A Milano il reddito medio non basta: così nasce una classe di poveri che nel resto d’Italia non c’è
La storia, raccontata da Fanpage.it, del professore di liceo che fa il rider la sera per arrivare a fine mese, riaccende i riflettori sul lavoro povero a Milano. A prescindere da chi, anche nella "capitale economica", è senza lavoro, secondo le stime della Camera di Lavoro e della CGIL milanesi ci sarebbero 340mila lavoratori che percepiscono meno di 15.000 euro all’anno e almeno 350.000 che hanno un reddito inferiore all'ammontare di un sussidio Naspi o del reddito di cittadinanza.
La storia del professore rider e di molti altri come lui racconta, però, un altro problema: nella città che si ritiene più europea d'Italia anche chi non ha un reddito classificabile come "lavoro povero", perché supera appunto i 15mila euro annui, fa comunque fatica ad arrivare a fine mese.
Chi sono i lavoratori poveri
In base alla definizione, si può ritenere povero un lavoratore che ha un reddito più basso del 60% di quello della media nazionale. Secondo l’Istat, il reddito medio in Italia è pari a 21.570 euro all’anno e la città di Milano ha un reddito medio pro capite di quasi 34mila euro all'anno. Ma, secondo la CGIL e basandosi sui numeri dell'Agenzia delle Entrate, il 27,7% del reddito prodotto è nelle mani del 2,4% della popolazione.
Alla voce "deboli", secondo la CIGL, ci sono i lavoratori part time, sia a tempo determinato che indeterminato: operai e impiegati che, avendo chiesto il tempo pieno ma senza risultato, portano a casa poco più di 12 mila euro all’anno. A questi si aggiungono tutti i lavoratori a chiamata: il loro reddito medio annuo si attesta sotto gli 8 mila euro.
A queste fasce si aggiunge quella fetta pari a circa il 40-50% dei 23mila nuclei familiari che percepiscono il Reddito di Cittadinanza a Milano. Secondo il Comune questa parte di percettori sono lavoratori che percepiscono in media 500 euro al mese, quindi 6 mila euro all’anno.
Un'altra classe di poveri a Milano
Il problema è che questi non sono gli unici lavoratori milanesi che fanno fatica ad arrivare a fine, come dimostra la storia del professore di liceo che, pur avendo un reddito superiore al 60% della media nazionale, è costretto a un secondo lavoro. Perché quei dati non tengono conto delle diverse realtà geografiche e di come la possibilità di spesa muti nelle varie città
"Oltre a chi è ritenuto povero, lavoratore o disoccupato che sia, a Milano la fascia media ha sempre meno possibilità di spesa. – spiega a Fanpage.it l'avvocato giuslavorista Cristiano Cominotto – Questo crea nel capoluogo lombardo un esercito di persone che, pur avendo un reddito che a livello nazionale è ritenuto medio, nel capoluogo lombardo in realtà risultano nei fatti sotto la soglia di povertà".

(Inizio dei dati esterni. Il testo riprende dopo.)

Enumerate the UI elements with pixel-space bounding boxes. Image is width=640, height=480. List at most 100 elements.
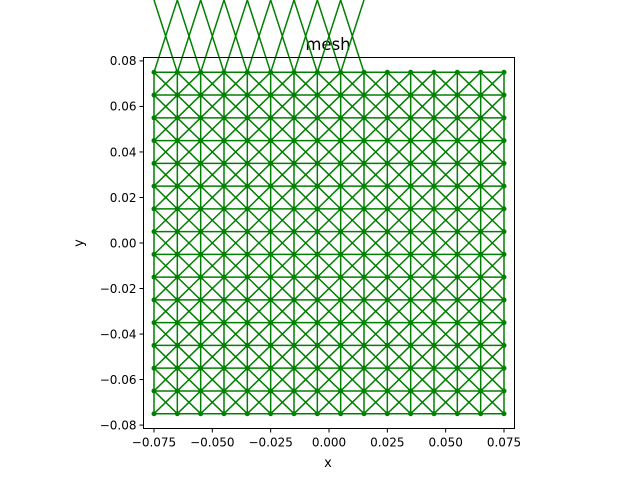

Chi difende quindi i diritti dei lavoratori si trova sempre più spesso di fronte a situazioni di persone che, pur avendo un lavoro e un reddito ritenuto accettabile, in realtà affronta ugualmente importanti difficoltà economiche.
"Milano poi è il primo posto dove aprono le grandi multinazionali, con una capacità di spesa molto importante per i suoi dipendi, ma anche questo in realtà aumenta la polarizzazione ampliando le disparità fra lavoratori e rendendo più cara la città. Quindi, anche quella che è una grande forza della città, si trasforma in una debolezza".
Un numero sempre più importante di persone con elevata possibilità di spesa produce, quindi, a Milano (a differenza che ne resto d'Italia) un aumento dei prezzi, già a partire da quello delle case, che produce una classe di poveri autoctona: lavoratori che, pur avendo un reddito medio non riescono ad arrivare a fine mese.